TEALS (Technology Education And Literacy in Schools) is a nonprofit tech-literacy teaching program that grew out of Microsoft engineer Kevin Wang’s desire to teach computer science in his spare time. Microsoft liked it, funded it, and made Wang its chief promoter. That was in 2009. For the 2013-2014 academic year, Wang just placed 250 volunteers in 65 schools in 12 states.
The TEALS program recruits, mentors, and places high tech professionals into high school classrooms to teach computer science courses. These volunteers team teach with in-service teachers, who eventually assume full responsibility for the coursework. The goal is to give schools and school districts a computer science curriculum to self manage and grow into a sustainable computer science program.

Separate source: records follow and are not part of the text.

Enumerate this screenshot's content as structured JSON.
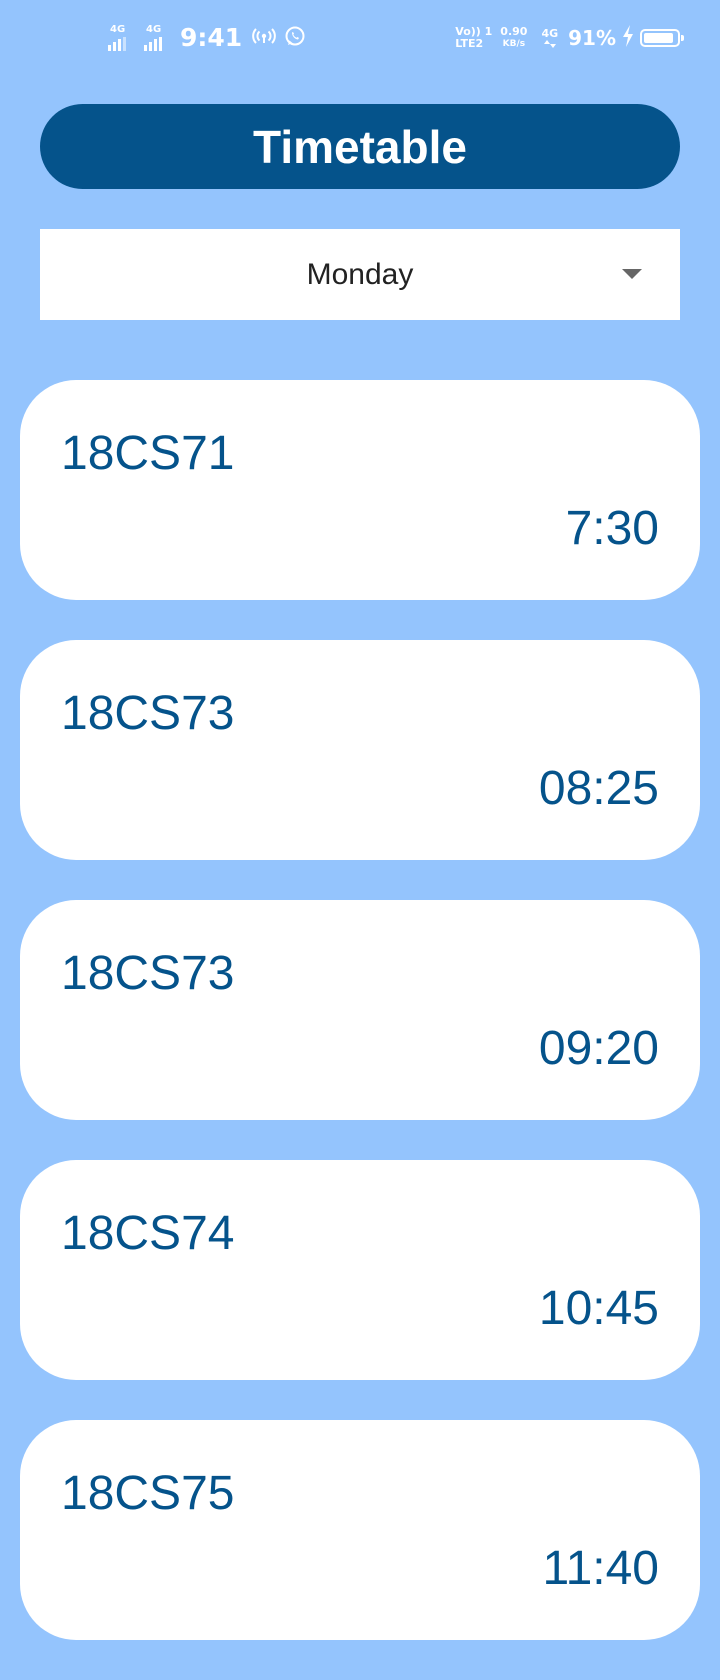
{
  "status_bar": {
    "sim1_network": "4G",
    "sim2_network": "4G",
    "time": "9:41",
    "hotspot_icon": "hotspot-icon",
    "whatsapp_icon": "whatsapp-icon",
    "volte_top": "Vo)) 1",
    "volte_bottom": "LTE2",
    "speed_value": "0.90",
    "speed_unit": "KB/s",
    "data_network": "4G",
    "battery_percent": "91%",
    "battery_level": 0.91,
    "charging_icon": "charging-bolt-icon"
  },
  "header": {
    "title": "Timetable"
  },
  "day_select": {
    "selected": "Monday"
  },
  "classes": [
    {
      "code": "18CS71",
      "time": "7:30"
    },
    {
      "code": "18CS73",
      "time": "08:25"
    },
    {
      "code": "18CS73",
      "time": "09:20"
    },
    {
      "code": "18CS74",
      "time": "10:45"
    },
    {
      "code": "18CS75",
      "time": "11:40"
    }
  ],
  "colors": {
    "background": "#94c4fd",
    "accent": "#05538b",
    "card": "#ffffff"
  }
}
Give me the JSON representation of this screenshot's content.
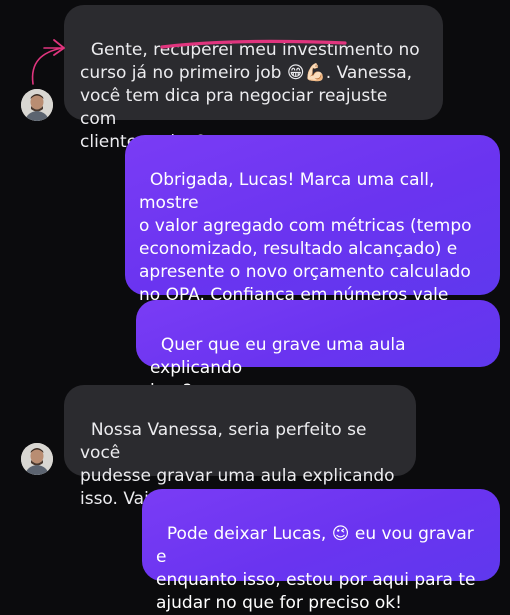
{
  "messages": [
    {
      "id": "msg1",
      "direction": "incoming",
      "text": "Gente, recuperei meu investimento no\ncurso já no primeiro job 😁💪🏻. Vanessa,\nvocê tem dica pra negociar reajuste com\ncliente antigo?"
    },
    {
      "id": "msg2",
      "direction": "outgoing",
      "text": "Obrigada, Lucas! Marca uma call, mostre\no valor agregado com métricas (tempo\neconomizado, resultado alcançado) e\napresente o novo orçamento calculado\nno OPA. Confiança em números vale\nouro!"
    },
    {
      "id": "msg3",
      "direction": "outgoing",
      "text": "Quer que eu grave uma aula explicando\nisso?"
    },
    {
      "id": "msg4",
      "direction": "incoming",
      "text": "Nossa Vanessa, seria perfeito se você\npudesse gravar uma aula explicando\nisso. Vai me ajudar muito! Obrigado"
    },
    {
      "id": "msg5",
      "direction": "outgoing",
      "text": "Pode deixar Lucas, 😉 eu vou gravar e\nenquanto isso, estou por aqui para te\najudar no que for preciso ok!"
    }
  ],
  "annotation": {
    "color": "#e0357e",
    "kind": "highlight-arrow"
  },
  "colors": {
    "background": "#0b0b0d",
    "incoming_bubble": "#2b2b2f",
    "outgoing_bubble": "#6a34f0"
  }
}
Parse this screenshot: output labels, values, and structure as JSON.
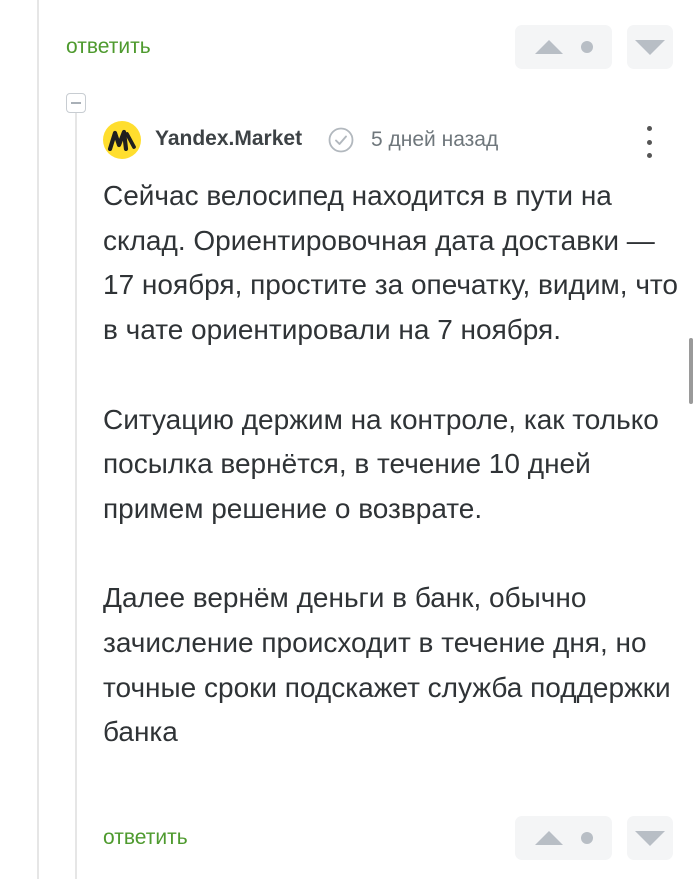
{
  "top_actions": {
    "reply_label": "ответить"
  },
  "comment": {
    "author": "Yandex.Market",
    "timestamp": "5 дней назад",
    "paragraphs": [
      "Сейчас велосипед находится в пути на склад. Ориентировочная дата доставки — 17 ноября, простите за опечатку, видим, что в чате ориентировали на 7 ноября.",
      "Ситуацию держим на контроле, как только посылка вернётся, в течение 10 дней примем решение о возврате.",
      "Далее вернём деньги в банк, обычно зачисление происходит в течение дня, но точные сроки подскажет служба поддержки банка"
    ],
    "reply_label": "ответить"
  },
  "icons": {
    "upvote": "arrow-up-icon",
    "neutral": "dot-icon",
    "downvote": "arrow-down-icon",
    "verified": "check-circle-icon",
    "more": "more-vertical-icon",
    "collapse": "minus-square-icon"
  },
  "colors": {
    "accent": "#4e9a2e",
    "vote_bg": "#f4f5f6",
    "vote_icon": "#b8bec5",
    "avatar_bg": "#ffde2e"
  }
}
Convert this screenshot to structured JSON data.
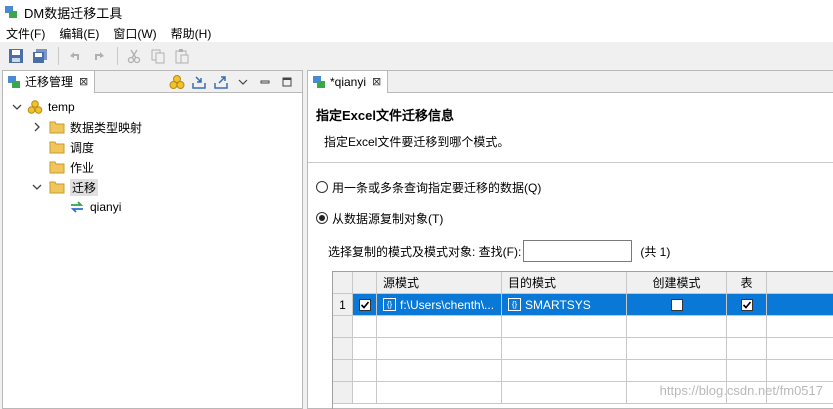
{
  "window": {
    "title": "DM数据迁移工具"
  },
  "menu": [
    "文件(F)",
    "编辑(E)",
    "窗口(W)",
    "帮助(H)"
  ],
  "left_view": {
    "tab_label": "迁移管理",
    "close_glyph": "⊠",
    "tree": {
      "root": "temp",
      "children": [
        "数据类型映射",
        "调度",
        "作业",
        "迁移"
      ],
      "grandchild": "qianyi"
    }
  },
  "editor": {
    "tab_label": "*qianyi",
    "close_glyph": "⊠",
    "header_title": "指定Excel文件迁移信息",
    "header_desc": "指定Excel文件要迁移到哪个模式。",
    "option_query": "用一条或多条查询指定要迁移的数据(Q)",
    "option_copy": "从数据源复制对象(T)",
    "search_label": "选择复制的模式及模式对象:  查找(F):",
    "search_value": "",
    "count_text": "(共 1)",
    "grid": {
      "headers": [
        "源模式",
        "目的模式",
        "创建模式",
        "表"
      ],
      "row_number": "1",
      "row": {
        "source": "f:\\Users\\chenth\\...",
        "target": "SMARTSYS",
        "create_checked": false,
        "table_checked": true,
        "selected_checked": true
      }
    }
  },
  "watermark": "https://blog.csdn.net/fm0517",
  "colors": {
    "selection": "#0a78d7",
    "folder": "#f0c65c"
  }
}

The tech industry has been clamoring for years about the dearth of programming talent in the United States. A program like TEALS, which attempts to fill a gap where there is insufficient government investment and interest in basic computer science education, is a good start. TEALS provides top tech talent to school districts unable to provide computer science curriculum, but the program’s reach would have to scale up drastically in coming years if the industry hopes to see any impact in U.S. competitiveness in this area.
If an interest in computer science is to take seed in a student, basic computational concepts must be introduced much sooner than high school. Computational thinking is integrative. Learning to program is like learning to spell — it’s a skill that makes many other areas of knowledge accessible.
It’s time to develop pedagogical models to enable all U.S. students to graduate high school with a functional understanding of computer science. I would advocate for building up problem solving skills in lower grades, mastering basic programming exercises in middle school, and full immersion in computing languages by high school. The sooner we can get parents, teachers, and administrators to see the value of providing the foundation our kids need to get excited about computer science, the sooner we’ll start effecting real change in our ability to compete.